Serons-nous lâches ?
Donald Trump piétine tous les principes qui soutiennent nos démocraties, dans tous les domaines. Face à lui, l’Europe se complait dans la sidération.
Il se passe des choses bien étranges aux États-Unis[1]. On a peine à se souvenir que le Président Trump n’est en place que depuis un mois !
Commençons par les vengeances personnelles : tous les observateurs ont déjà observé, médusés, le pardon aux insurgés du 6 janvier, condamnés pour violences sur la police, la rétrogradation d’officiers supérieurs qui avaient osé critiquer l’actuel Président alors qu’il ne l’était pas encore, l’éviction des services de Sécurité de plusieurs anciens responsables gouvernementaux…

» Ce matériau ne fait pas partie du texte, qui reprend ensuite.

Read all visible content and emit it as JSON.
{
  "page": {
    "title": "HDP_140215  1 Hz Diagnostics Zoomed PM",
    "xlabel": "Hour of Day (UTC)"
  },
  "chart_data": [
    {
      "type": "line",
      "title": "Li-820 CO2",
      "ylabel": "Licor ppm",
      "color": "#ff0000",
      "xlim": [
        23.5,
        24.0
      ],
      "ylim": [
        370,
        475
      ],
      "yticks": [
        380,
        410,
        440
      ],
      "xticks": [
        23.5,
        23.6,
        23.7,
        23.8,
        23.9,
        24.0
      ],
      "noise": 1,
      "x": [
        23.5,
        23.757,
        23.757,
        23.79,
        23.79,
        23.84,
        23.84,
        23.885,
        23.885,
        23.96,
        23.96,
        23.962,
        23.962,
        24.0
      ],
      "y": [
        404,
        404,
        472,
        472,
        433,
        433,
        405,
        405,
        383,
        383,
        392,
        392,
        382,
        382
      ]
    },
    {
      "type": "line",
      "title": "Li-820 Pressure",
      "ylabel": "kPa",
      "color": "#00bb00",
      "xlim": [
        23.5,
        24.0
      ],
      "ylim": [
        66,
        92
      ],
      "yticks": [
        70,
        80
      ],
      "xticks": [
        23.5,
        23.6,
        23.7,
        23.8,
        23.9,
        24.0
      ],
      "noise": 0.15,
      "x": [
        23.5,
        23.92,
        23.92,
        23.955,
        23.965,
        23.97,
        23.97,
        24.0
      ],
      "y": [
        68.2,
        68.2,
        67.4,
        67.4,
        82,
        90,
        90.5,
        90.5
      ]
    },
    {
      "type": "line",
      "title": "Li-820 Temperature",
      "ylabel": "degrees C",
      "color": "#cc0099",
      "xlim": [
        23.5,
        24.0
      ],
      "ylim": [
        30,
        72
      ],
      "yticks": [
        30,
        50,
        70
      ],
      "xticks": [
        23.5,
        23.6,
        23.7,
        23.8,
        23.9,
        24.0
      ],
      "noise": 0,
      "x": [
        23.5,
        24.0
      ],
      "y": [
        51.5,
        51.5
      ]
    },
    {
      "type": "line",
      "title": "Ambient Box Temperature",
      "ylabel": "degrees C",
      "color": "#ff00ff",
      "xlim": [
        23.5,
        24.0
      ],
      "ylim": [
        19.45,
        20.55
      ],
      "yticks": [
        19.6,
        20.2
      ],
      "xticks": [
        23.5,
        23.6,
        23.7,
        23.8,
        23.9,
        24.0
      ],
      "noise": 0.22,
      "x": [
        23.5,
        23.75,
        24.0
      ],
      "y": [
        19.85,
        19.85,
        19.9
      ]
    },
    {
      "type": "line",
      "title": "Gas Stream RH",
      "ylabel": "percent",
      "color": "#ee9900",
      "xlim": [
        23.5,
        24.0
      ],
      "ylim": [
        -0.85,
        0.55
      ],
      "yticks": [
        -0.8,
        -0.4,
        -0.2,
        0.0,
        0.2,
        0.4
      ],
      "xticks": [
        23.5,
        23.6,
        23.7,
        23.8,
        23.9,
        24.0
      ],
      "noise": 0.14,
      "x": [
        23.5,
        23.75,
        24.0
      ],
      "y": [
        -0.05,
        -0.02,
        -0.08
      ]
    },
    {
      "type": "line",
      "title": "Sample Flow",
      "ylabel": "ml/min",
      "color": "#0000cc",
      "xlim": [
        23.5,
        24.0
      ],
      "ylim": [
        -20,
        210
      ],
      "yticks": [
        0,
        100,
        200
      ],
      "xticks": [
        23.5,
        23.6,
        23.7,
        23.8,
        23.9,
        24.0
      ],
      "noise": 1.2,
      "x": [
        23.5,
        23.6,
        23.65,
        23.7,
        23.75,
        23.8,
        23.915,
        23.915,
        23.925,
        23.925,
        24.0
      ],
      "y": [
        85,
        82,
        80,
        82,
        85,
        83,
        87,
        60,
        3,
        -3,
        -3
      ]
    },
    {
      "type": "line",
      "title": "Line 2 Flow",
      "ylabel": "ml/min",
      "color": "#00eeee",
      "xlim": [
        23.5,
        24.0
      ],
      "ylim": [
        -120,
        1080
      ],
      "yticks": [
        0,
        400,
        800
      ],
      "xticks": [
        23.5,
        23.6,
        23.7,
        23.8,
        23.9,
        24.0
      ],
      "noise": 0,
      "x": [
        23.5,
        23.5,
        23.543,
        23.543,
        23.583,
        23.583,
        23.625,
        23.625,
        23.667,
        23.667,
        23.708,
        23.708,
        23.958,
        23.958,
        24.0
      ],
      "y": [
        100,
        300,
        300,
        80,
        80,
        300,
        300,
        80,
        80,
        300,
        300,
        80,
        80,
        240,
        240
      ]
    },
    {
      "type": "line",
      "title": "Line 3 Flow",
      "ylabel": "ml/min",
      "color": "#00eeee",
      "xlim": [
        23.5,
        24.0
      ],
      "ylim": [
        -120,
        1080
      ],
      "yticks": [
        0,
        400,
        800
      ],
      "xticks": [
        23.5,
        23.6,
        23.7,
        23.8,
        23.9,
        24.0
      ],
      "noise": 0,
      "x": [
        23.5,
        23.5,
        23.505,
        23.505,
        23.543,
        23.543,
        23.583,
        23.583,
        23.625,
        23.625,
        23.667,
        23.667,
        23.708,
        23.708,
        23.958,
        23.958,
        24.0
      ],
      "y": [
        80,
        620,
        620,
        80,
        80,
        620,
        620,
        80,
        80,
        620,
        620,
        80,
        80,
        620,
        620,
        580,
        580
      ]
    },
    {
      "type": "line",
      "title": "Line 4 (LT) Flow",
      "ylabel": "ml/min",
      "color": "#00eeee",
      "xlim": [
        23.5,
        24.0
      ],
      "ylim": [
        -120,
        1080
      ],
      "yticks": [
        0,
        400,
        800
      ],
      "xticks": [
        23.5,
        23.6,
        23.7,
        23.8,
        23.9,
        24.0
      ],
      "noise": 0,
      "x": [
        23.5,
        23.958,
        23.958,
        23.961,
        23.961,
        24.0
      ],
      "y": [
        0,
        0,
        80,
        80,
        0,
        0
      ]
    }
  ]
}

Puis vinrent les nominations les plus absurdes du gouvernement : un antivax à la santé, un présentateur de télé à la Défense, une élue pro-russe en charge des services secrets etc… Sans parler de ce nouveau « Bureau de la Foi », sans doute créé pour être bien vu à Téhéran
Le fait qu’Elon Musk, qui n’est pas élu, ait décidé de fermer l’Agence des Etats-Unis pour le développement international (USAid) en la qualifiant de « diabolique » marque le peu de respect de la nouvelle administration pour le Congrès qui a créé l’USAid en tant qu’agence indépendante. 40 milliards effacés d’un trait de plume. Et un nombre incalculable de victimes dans le vaste monde.

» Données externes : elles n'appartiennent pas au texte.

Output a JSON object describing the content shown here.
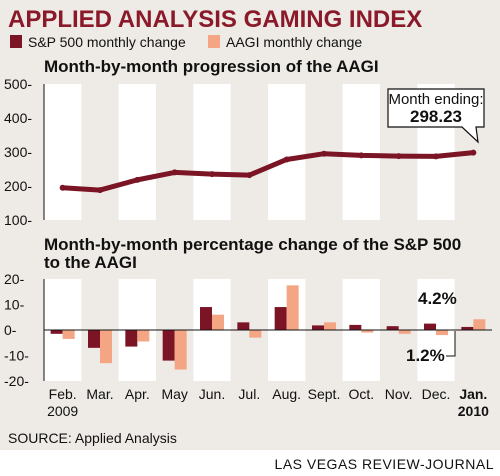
{
  "title": "APPLIED ANALYSIS GAMING INDEX",
  "legend": [
    {
      "label": "S&P 500 monthly change",
      "color": "#7b1526"
    },
    {
      "label": "AAGI monthly change",
      "color": "#f4a583"
    }
  ],
  "chart_data": [
    {
      "type": "line",
      "title": "Month-by-month progression of the AAGI",
      "categories": [
        "Feb. 2009",
        "Mar.",
        "Apr.",
        "May",
        "Jun.",
        "Jul.",
        "Aug.",
        "Sept.",
        "Oct.",
        "Nov.",
        "Dec.",
        "Jan. 2010"
      ],
      "series": [
        {
          "values": [
            195,
            188,
            218,
            240,
            235,
            232,
            278,
            295,
            290,
            288,
            287,
            298.23
          ]
        }
      ],
      "ylim": [
        100,
        500
      ],
      "yticks": [
        "500-",
        "400-",
        "300-",
        "200-",
        "100-"
      ],
      "line_color": "#7b1526",
      "callout": {
        "label": "Month ending:",
        "value": "298.23"
      }
    },
    {
      "type": "bar",
      "title": "Month-by-month percentage change of the S&P 500 to the AAGI",
      "title_lines": [
        "Month-by-month percentage change of the S&P 500",
        "to the AAGI"
      ],
      "categories": [
        "Feb. 2009",
        "Mar.",
        "Apr.",
        "May",
        "Jun.",
        "Jul.",
        "Aug.",
        "Sept.",
        "Oct.",
        "Nov.",
        "Dec.",
        "Jan. 2010"
      ],
      "series": [
        {
          "name": "S&P 500 monthly change",
          "values": [
            -1.5,
            -7,
            -6.5,
            -12,
            9,
            3,
            9,
            1.8,
            2,
            1.5,
            2.5,
            1.2
          ],
          "color": "#7b1526"
        },
        {
          "name": "AAGI monthly change",
          "values": [
            -3.5,
            -13,
            -4.5,
            -15.5,
            6,
            -3,
            17.5,
            3,
            -1,
            -1.5,
            -2,
            4.2
          ],
          "color": "#f4a583"
        }
      ],
      "ylim": [
        -20,
        20
      ],
      "yticks": [
        "20-",
        "10-",
        "0-",
        "-10-",
        "-20-"
      ],
      "annotations": {
        "aagi_last": "4.2%",
        "sp_last": "1.2%"
      }
    }
  ],
  "month_labels": [
    {
      "line1": "Feb.",
      "line2": "2009",
      "bold": false
    },
    {
      "line1": "Mar.",
      "line2": "",
      "bold": false
    },
    {
      "line1": "Apr.",
      "line2": "",
      "bold": false
    },
    {
      "line1": "May",
      "line2": "",
      "bold": false
    },
    {
      "line1": "Jun.",
      "line2": "",
      "bold": false
    },
    {
      "line1": "Jul.",
      "line2": "",
      "bold": false
    },
    {
      "line1": "Aug.",
      "line2": "",
      "bold": false
    },
    {
      "line1": "Sept.",
      "line2": "",
      "bold": false
    },
    {
      "line1": "Oct.",
      "line2": "",
      "bold": false
    },
    {
      "line1": "Nov.",
      "line2": "",
      "bold": false
    },
    {
      "line1": "Dec.",
      "line2": "",
      "bold": false
    },
    {
      "line1": "Jan.",
      "line2": "2010",
      "bold": true
    }
  ],
  "source": "SOURCE: Applied Analysis",
  "credit": "LAS VEGAS REVIEW-JOURNAL"
}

Notons au passage la décision stupéfiante de supprimer toute loi réprimant la corruption d’argent étranger par les entreprises américaines.
Mais le plus étonnant est peut-être le coup d’État numérique qui est en cours. Quelques nervis de Musk ont obtenu un accès aux systèmes informatiques du Trésor Américain, qui contrôlent tous les paiements fédéraux : chèques de la sécurité sociale, salaires des fonctionnaires, paiement aux gouvernements des États et collectivités locales, aux institutions éducatives et financières, aux fournisseurs et sous-traitants, aux ONG, aux États étrangers, etc. Le potentiel de falsification, de détournements et pour tout dire de manipulation est immense. Sans précédent.
Même chose en matière internationale.
Faire chanter ses alliés n’est pas une pratique commune en diplomatie. C’est ce que fait le Président Américain en les traitant comme des vassaux. En négociant directement avec Poutine l’abandon de territoires conquis par la force il trahit l’Ukraine et traite les Européens en supplétifs. Il n’hésite d’ailleurs pas à menacer ses partenaires commerciaux d’une hausse inédite de tarifs douaniers. Le Canada et le Mexique se sont inclinés devant les exigences de Washington. Mais les coûts à moyen terme sont importants, pour l’inflation américaine en particulier et l’économie mondiale en général. En sortant du Traité de Paris sur le climat (« drill, baby, drill »), de l’OMS et de l’OMC le Président américain porte un coup très rude à un multilatéralisme déjà mal en point.
Quant à la morale la plus élémentaire… qui s’en soucie ? Dire à Kiev que Washington continuera de soutenir l’Ukraine si le pays met à disposition de l’Amérique ses terres rares, c’est s’inspirer des pratiques mafieuses à Chicago dans les années 30. Dire au Danemark qu’on veut s’emparer du Groenland pour des raisons stratégiques c’est mentir : les Américains convoitent simplement les ressources minières de ce territoire, avec, disons-le une mentalité coloniale. Enfin en proposant de transformer Gaza en un paradis sur le modèle de la Riviera, Donald Trump risque de mettre une nouvelle fois le feu dans une région déjà ensanglantée. On aimerait être sûr que ce n’est pas pour servir de grands intérêts immobiliers…
L’oncle Sam est devenu Ubu roi. Face à lui l’Europe semble saisie de sidération. Un silence proche de la lâcheté.